When PPE does not fit properly, many have turned to different hacks that help masks or gowns fit better. But that doesn’t mean problem solved.
“For the gowns, I end up having them cinched down around me and that at least allows me to maneuver and do what I need to get the job done,” said Dr. Yedlinsky. “With the mask, it was eventually finding one that fit.”
“The other workaround for a lot of us was we paid out of pocket for different PPE that would work in the environment and didn’t get in the way because, of course, if your goggles are constantly fogging up, it’s not going to work very well for you,” she said.
It’s been documented that obtaining smaller size of PPE has been more difficult during the pandemic due to shortages in supply.
“I still do patient care and deliver babies, so getting into the gowns—especially for those moms who were COVID positive—was particularly challenging,” said Dr. Yedlinsky, a family and sports medicine physician at the University of Kansas Health System in Kansas City. “They make the PPE fit the largest common denominator when it comes to the gowns … and that can be quite a struggle for someone who is on the smaller side.

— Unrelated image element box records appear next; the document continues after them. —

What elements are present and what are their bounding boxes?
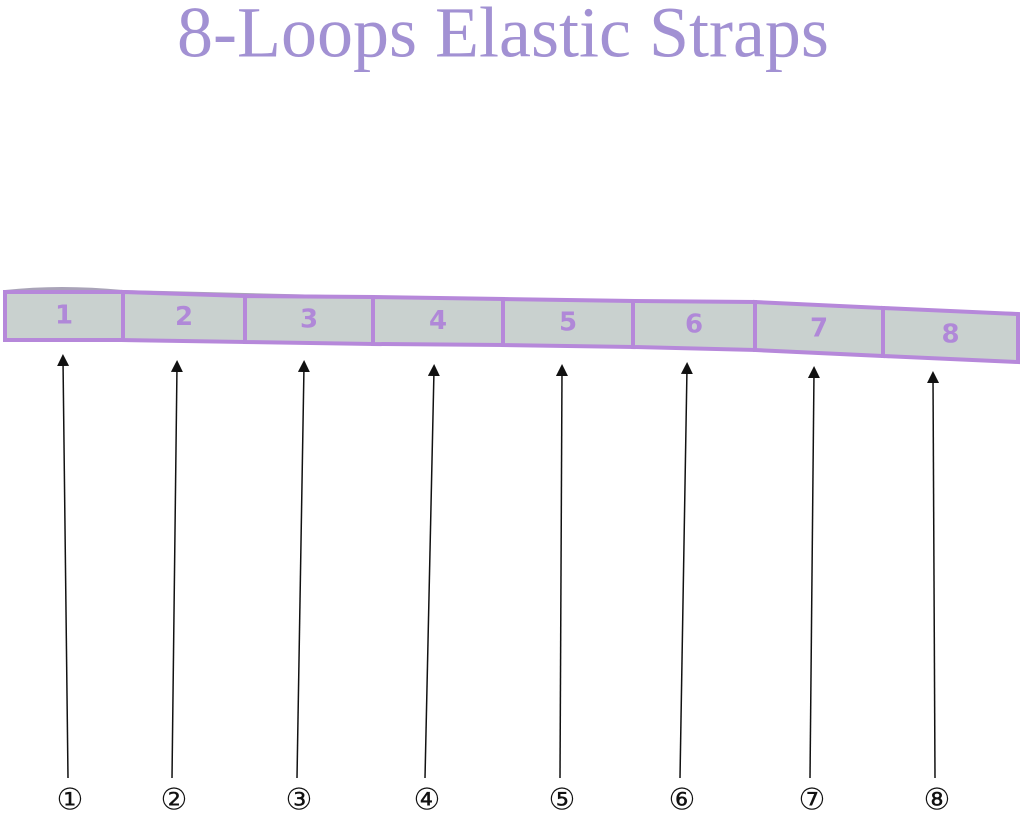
title: 8-Loops Elastic Straps xyxy=(177,0,829,73)
marker-label: ③ xyxy=(286,783,313,818)
arrow xyxy=(927,371,940,779)
loop-number: 7 xyxy=(810,314,828,344)
arrow xyxy=(170,360,183,779)
loop xyxy=(881,305,1020,365)
arrows: ① ② ③ ④ ⑤ ⑥ ⑦ ⑧ xyxy=(57,354,951,818)
marker-label: ⑧ xyxy=(924,783,951,818)
arrow xyxy=(555,364,568,779)
marker-label: ⑤ xyxy=(549,783,576,818)
marker-label: ① xyxy=(57,783,84,818)
loop-number: 1 xyxy=(55,301,73,331)
loop-number: 8 xyxy=(941,320,959,350)
loop-number: 6 xyxy=(685,310,703,340)
arrow xyxy=(424,364,440,779)
arrow xyxy=(296,360,310,779)
loop-number: 3 xyxy=(300,304,318,334)
arrow xyxy=(807,366,820,779)
marker-label: ⑦ xyxy=(799,783,826,818)
arrow xyxy=(57,354,70,779)
loop-number: 4 xyxy=(429,306,447,336)
arrow xyxy=(679,362,693,779)
marker-label: ② xyxy=(161,783,188,818)
loop-number: 2 xyxy=(175,302,193,332)
loop-number: 5 xyxy=(559,308,577,338)
marker-label: ⑥ xyxy=(669,783,696,818)
strap: 1 2 3 4 5 6 7 8 xyxy=(3,287,1020,365)
marker-label: ④ xyxy=(414,783,441,818)
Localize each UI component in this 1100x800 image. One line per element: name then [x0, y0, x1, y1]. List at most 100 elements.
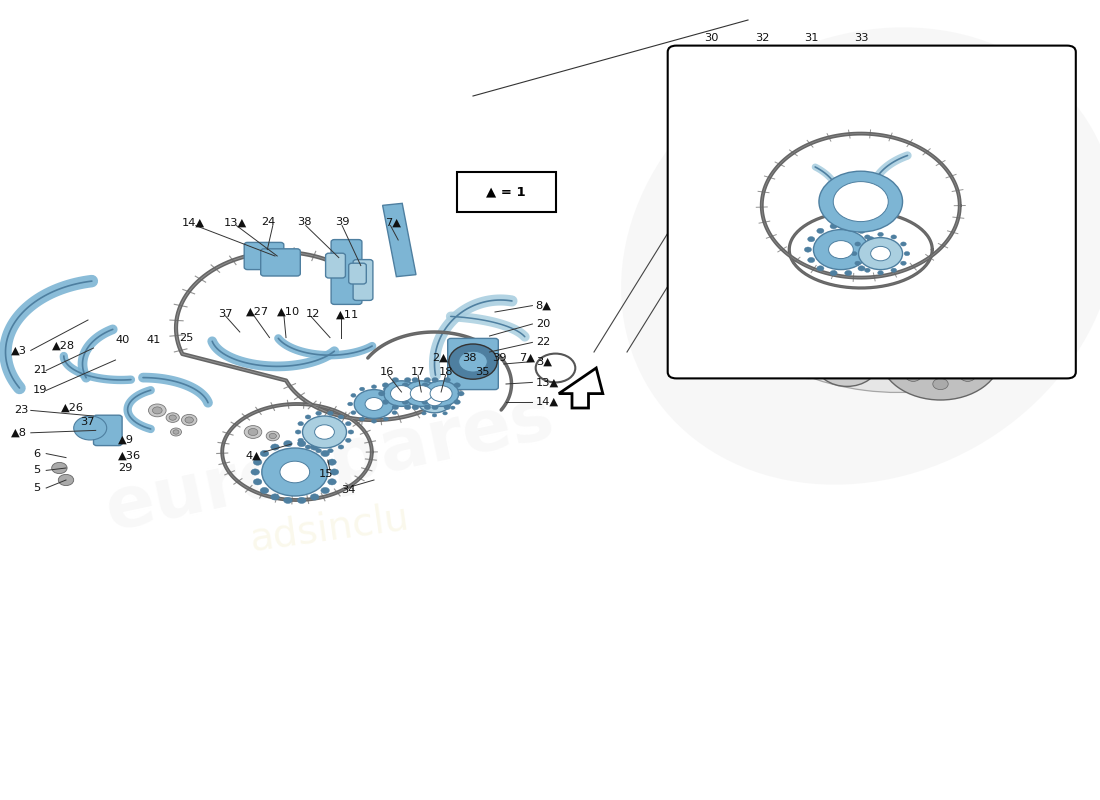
Text: 29: 29: [118, 463, 132, 473]
Circle shape: [411, 405, 418, 410]
Circle shape: [807, 237, 815, 242]
FancyBboxPatch shape: [456, 172, 556, 212]
Circle shape: [270, 434, 276, 438]
Circle shape: [783, 330, 834, 366]
Circle shape: [261, 450, 268, 457]
Circle shape: [338, 415, 344, 419]
Circle shape: [305, 415, 311, 419]
Text: 31: 31: [804, 34, 820, 43]
Ellipse shape: [681, 97, 782, 175]
Circle shape: [431, 378, 438, 382]
Text: 5: 5: [33, 483, 41, 493]
Circle shape: [905, 330, 921, 342]
Text: 2▲: 2▲: [432, 353, 448, 362]
Circle shape: [262, 448, 328, 496]
Circle shape: [960, 330, 976, 342]
Circle shape: [58, 474, 74, 486]
Circle shape: [828, 350, 866, 378]
Text: ▲26: ▲26: [60, 403, 84, 413]
Circle shape: [182, 414, 197, 426]
Circle shape: [834, 182, 889, 222]
Circle shape: [449, 344, 497, 379]
Circle shape: [414, 406, 418, 410]
Circle shape: [891, 235, 896, 239]
Circle shape: [418, 391, 425, 396]
Ellipse shape: [716, 167, 1066, 393]
FancyBboxPatch shape: [668, 46, 1076, 378]
Text: 35: 35: [475, 367, 490, 377]
Circle shape: [901, 242, 906, 246]
Circle shape: [415, 382, 421, 387]
Circle shape: [392, 410, 397, 414]
Circle shape: [855, 261, 860, 266]
Circle shape: [845, 224, 851, 229]
Ellipse shape: [771, 69, 835, 155]
Circle shape: [828, 241, 854, 258]
Ellipse shape: [707, 210, 899, 270]
Circle shape: [425, 378, 431, 382]
Circle shape: [405, 378, 411, 382]
Circle shape: [266, 431, 279, 441]
Circle shape: [415, 400, 421, 405]
Circle shape: [916, 338, 965, 374]
Circle shape: [434, 382, 441, 387]
Text: 38: 38: [297, 218, 311, 227]
Text: 16: 16: [379, 367, 394, 377]
Circle shape: [432, 414, 437, 417]
Circle shape: [411, 398, 416, 402]
Text: 13▲: 13▲: [536, 378, 559, 387]
Circle shape: [321, 450, 329, 457]
Circle shape: [251, 469, 260, 475]
Circle shape: [271, 444, 279, 450]
Circle shape: [858, 238, 902, 270]
Circle shape: [424, 381, 459, 406]
Circle shape: [804, 247, 812, 252]
Circle shape: [427, 394, 442, 406]
Circle shape: [451, 390, 455, 394]
FancyBboxPatch shape: [331, 240, 362, 304]
Circle shape: [405, 405, 411, 410]
Circle shape: [345, 438, 351, 442]
Circle shape: [421, 382, 428, 387]
Circle shape: [378, 391, 385, 396]
Text: 24: 24: [261, 218, 275, 227]
FancyBboxPatch shape: [353, 259, 373, 300]
Text: 17: 17: [410, 367, 425, 377]
Text: 8▲: 8▲: [536, 301, 552, 310]
Circle shape: [284, 498, 293, 503]
Circle shape: [383, 387, 388, 391]
Text: 15: 15: [319, 469, 333, 478]
Circle shape: [310, 444, 319, 450]
FancyBboxPatch shape: [94, 415, 122, 446]
FancyBboxPatch shape: [326, 253, 345, 278]
Ellipse shape: [978, 189, 1068, 259]
Circle shape: [402, 400, 408, 405]
Text: 14▲: 14▲: [536, 397, 559, 406]
Circle shape: [690, 110, 751, 154]
Circle shape: [453, 398, 458, 402]
Circle shape: [971, 350, 987, 362]
Text: 32: 32: [755, 34, 770, 43]
Circle shape: [425, 405, 431, 410]
Circle shape: [253, 478, 262, 485]
Circle shape: [348, 402, 353, 406]
Text: ▲ = 1: ▲ = 1: [486, 186, 526, 198]
Ellipse shape: [697, 109, 766, 163]
Circle shape: [813, 230, 869, 270]
Circle shape: [430, 386, 452, 402]
Text: ▲9: ▲9: [118, 435, 134, 445]
Text: 7▲: 7▲: [385, 218, 402, 227]
Circle shape: [170, 428, 182, 436]
Circle shape: [434, 400, 441, 405]
Circle shape: [328, 478, 337, 485]
Circle shape: [392, 394, 397, 398]
Ellipse shape: [870, 97, 934, 191]
Circle shape: [185, 417, 194, 423]
Circle shape: [52, 462, 67, 474]
Text: 25: 25: [179, 333, 194, 342]
Circle shape: [865, 235, 870, 239]
Ellipse shape: [789, 126, 960, 202]
Circle shape: [996, 204, 1050, 244]
FancyBboxPatch shape: [349, 263, 366, 284]
Circle shape: [865, 268, 870, 272]
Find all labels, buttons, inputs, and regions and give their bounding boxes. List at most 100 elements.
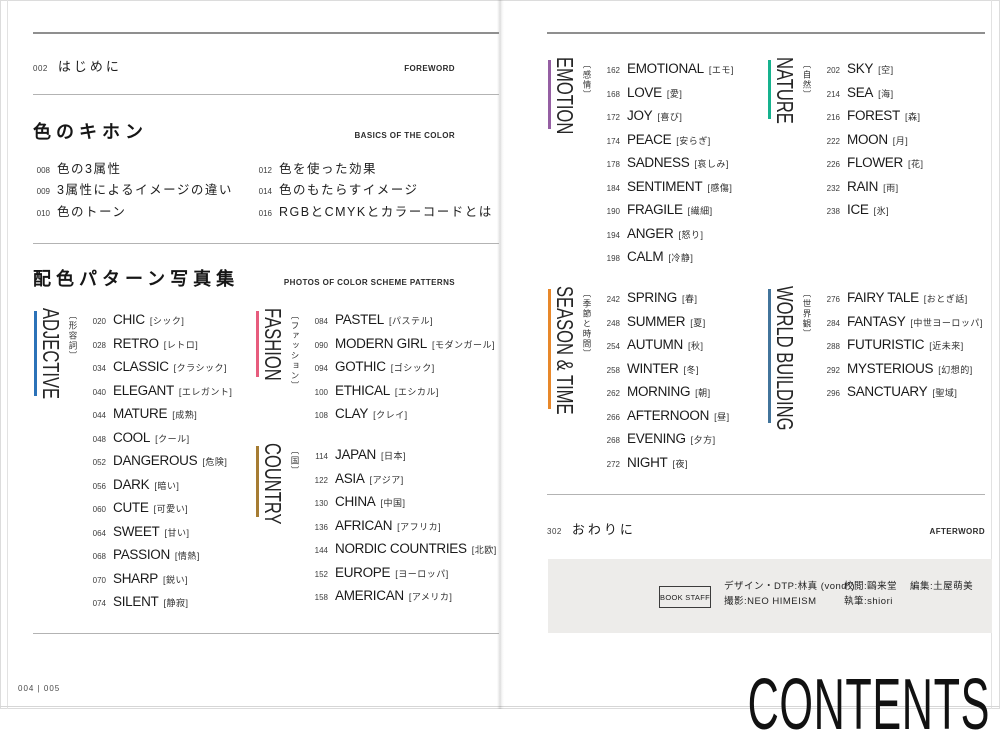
page-number: 222 — [826, 136, 840, 146]
toc-item-title: CLAY — [335, 406, 369, 421]
basics-heading: 色のキホン — [33, 122, 148, 142]
foreword-title: はじめに — [57, 59, 122, 74]
section-title-vertical: ADJECTIVE — [38, 308, 64, 400]
toc-item-kana: [秋] — [687, 341, 704, 351]
toc-item: 288 FUTURISTIC [近未来] — [823, 333, 983, 357]
toc-item: 136 AFRICAN [アフリカ] — [311, 514, 497, 538]
toc-item-kana: [冷静] — [668, 253, 694, 263]
toc-item: 262 MORNING [朝] — [603, 380, 730, 404]
section-title-vertical: SEASON & TIME — [552, 286, 578, 415]
section-title-vertical: FASHION — [260, 308, 286, 381]
toc-item-title: SILENT — [113, 594, 159, 609]
toc-item: 172 JOY [喜び] — [603, 104, 734, 128]
section-color-bar — [768, 289, 771, 423]
basics-label: BASICS OF THE COLOR — [354, 131, 455, 140]
section-items: 020 CHIC [シック] 028 RETRO [レトロ] 034 CLASSIC [クラ… — [89, 308, 232, 614]
toc-item: 162 EMOTIONAL [エモ] — [603, 57, 734, 81]
toc-item-kana: [春] — [681, 294, 698, 304]
page-number: 114 — [315, 452, 328, 461]
page-number: 184 — [606, 183, 620, 193]
toc-item: 144 NORDIC COUNTRIES [北欧] — [311, 537, 497, 561]
section-title-vertical: WORLD BUILDING — [772, 286, 798, 431]
toc-item-title: SADNESS — [627, 155, 690, 170]
toc-item-kana: [夕方] — [690, 435, 716, 445]
toc-item: 048 COOL [クール] — [89, 426, 232, 450]
section-title-vertical: NATURE — [772, 57, 798, 124]
toc-item-kana: [森] — [904, 112, 921, 122]
rule — [547, 32, 985, 34]
toc-item: 238 ICE [氷] — [823, 198, 923, 222]
toc-item-title: EUROPE — [335, 564, 391, 580]
toc-item-title: LOVE — [627, 84, 662, 100]
credit-editing: 編集:土屋萌美 — [910, 581, 974, 592]
page-number: 090 — [314, 340, 328, 350]
toc-item-title: FAIRY TALE — [847, 290, 919, 305]
page-number: 130 — [314, 499, 328, 508]
toc-item: 292 MYSTERIOUS [幻想的] — [823, 357, 983, 381]
section-subtitle-vertical: 〔感情〕 — [582, 60, 592, 100]
page-number: 202 — [826, 66, 840, 75]
toc-item-kana: [アメリカ] — [408, 592, 453, 602]
page-edge-left — [7, 0, 8, 709]
page-number: 012 — [258, 166, 272, 175]
page-number: 276 — [826, 295, 840, 304]
toc-item-title: NIGHT — [627, 454, 668, 470]
toc-item: 094 GOTHIC [ゴシック] — [311, 355, 495, 379]
afterword-row: 302 おわりに AFTERWORD — [547, 519, 985, 538]
toc-item-title: ASIA — [335, 470, 365, 486]
toc-item-kana: [情熱] — [174, 551, 200, 561]
page-number: 178 — [606, 160, 620, 169]
credit-design: デザイン・DTP:林真 (vond°) — [724, 581, 856, 592]
toc-item: 020 CHIC [シック] — [89, 308, 232, 332]
toc-item: 090 MODERN GIRL [モダンガール] — [311, 332, 495, 356]
page-number: 002 — [33, 64, 48, 73]
toc-item-kana: [繊細] — [687, 206, 713, 216]
toc-item-title: ETHICAL — [335, 382, 390, 398]
photos-label: PHOTOS OF COLOR SCHEME PATTERNS — [283, 278, 455, 287]
toc-item: 254 AUTUMN [秋] — [603, 333, 730, 357]
page-number: 020 — [92, 317, 106, 326]
toc-item: 202 SKY [空] — [823, 57, 923, 81]
toc-item-title: CALM — [627, 249, 664, 264]
page-number: 262 — [606, 389, 620, 398]
toc-item-title: FLOWER — [847, 155, 903, 170]
toc-item: 214 SEA [海] — [823, 81, 923, 105]
credit-writing: 執筆:shiori — [844, 596, 893, 607]
toc-item-kana: [冬] — [683, 364, 699, 375]
toc-item-kana: [喜び] — [657, 112, 683, 122]
toc-item-kana: [クール] — [155, 433, 190, 444]
page-number: 044 — [92, 411, 106, 420]
section-color-bar — [256, 446, 259, 517]
basics-item: 009 3属性によるイメージの違い — [33, 180, 233, 201]
toc-item-kana: [エシカル] — [394, 386, 439, 397]
toc-item-kana: [幻想的] — [938, 364, 973, 375]
page-number: 008 — [36, 166, 50, 175]
toc-item: 028 RETRO [レトロ] — [89, 332, 232, 356]
page-number: 248 — [606, 318, 620, 328]
basics-item: 014 色のもたらすイメージ — [255, 180, 493, 201]
section-items: 276 FAIRY TALE [おとぎ話] 284 FANTASY [中世ヨーロッパ] … — [823, 286, 983, 404]
foreword-row: 002 はじめに FOREWORD — [33, 56, 455, 75]
page-number: 122 — [314, 475, 328, 485]
toc-item: 056 DARK [暗い] — [89, 473, 232, 497]
page-number: 302 — [547, 527, 562, 536]
section-subtitle-vertical: 〔自然〕 — [802, 60, 812, 100]
toc-item-kana: [近未来] — [929, 341, 964, 351]
toc-item: 068 PASSION [情熱] — [89, 543, 232, 567]
toc-item-title: MYSTERIOUS — [847, 360, 934, 376]
toc-item-kana: [怒り] — [678, 229, 704, 240]
page-number: 232 — [826, 183, 840, 193]
toc-item-title: SKY — [847, 61, 874, 76]
page-number: 040 — [92, 387, 106, 397]
toc-item-title: SEA — [847, 84, 874, 100]
basics-item: 016 RGBとCMYKとカラーコードとは — [255, 202, 493, 223]
toc-item: 190 FRAGILE [繊細] — [603, 198, 734, 222]
toc-item: 178 SADNESS [哀しみ] — [603, 151, 734, 175]
toc-item-kana: [聖域] — [932, 388, 958, 398]
page-number: 048 — [92, 434, 106, 444]
toc-item-title: SENTIMENT — [627, 178, 703, 194]
toc-item: 158 AMERICAN [アメリカ] — [311, 584, 497, 608]
toc-item-kana: [海] — [878, 88, 894, 99]
toc-item-title: MODERN GIRL — [335, 335, 427, 351]
basics-item: 008 色の3属性 — [33, 159, 233, 180]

“When it came time to get fitted for the N95 respirator, I had a struggle with finding one that would fit my face,” she added. “I had to go through two or three different ones before they found one that would fit me and then, initially, they ran out of that one, so I had to go get fitted for another one.”
“I've had patients who came in for symptoms and needed to be swabbed, and some of our laboring patients who were in for deliveries who were COVID positive at the time,” said Dr. Yedlinsky.
“Medicine itself can be mentally draining because it's a lot of problem solving and figuring things out,” she added. “But then when you add on those actual physical layers that you need to wear, and particularly when those physical layers don't fit well, it takes an extra toll because you're having to perform at the same level of mental output while also dealing with that physical drain on your body.”
“The first step toward innovation is to raise awareness of these critical issues. This can be accomplished through publications, presentations and even social media,” said Dr. Mark. “Additionally, iGIANT hosts roundtables and summits with representatives from academia, government, industry and NGOs to raise awareness, share best practices and to empower individuals to become ambassadors for innovation. For example, iGIANT recently co-hosted a summit to address PPE challenges and solutions.”
Because hospitals and health systems “purchase what's available,” it is still their responsibility to protect their employees from known dangers, Dr. Templeton said. Organizations need to be “putting pressure on the manufacturers because they need to be working on some redesigns to make sure that PPE fits everyone.”
“Differences between women and men in body proportions have been found to impact other areas—such as the design and fit of athletic shoes—so problems in the fit of PPE shouldn’t be surprising. N95 respirators are designed for clean-shaven European males, which is great if you're a clean-shaven male of European descent,” said Dr. Templeton. “But if you're a woman, if you have a beard or other facial hair, or if you're wearing a head covering for religious purposes, it may not fit.”
“If we're going to want more diversity in the physician workforce, then we have to make everyone in the workforce feels they have all of the tools that they need to be successful,” echoed Dr. Yedlinsky.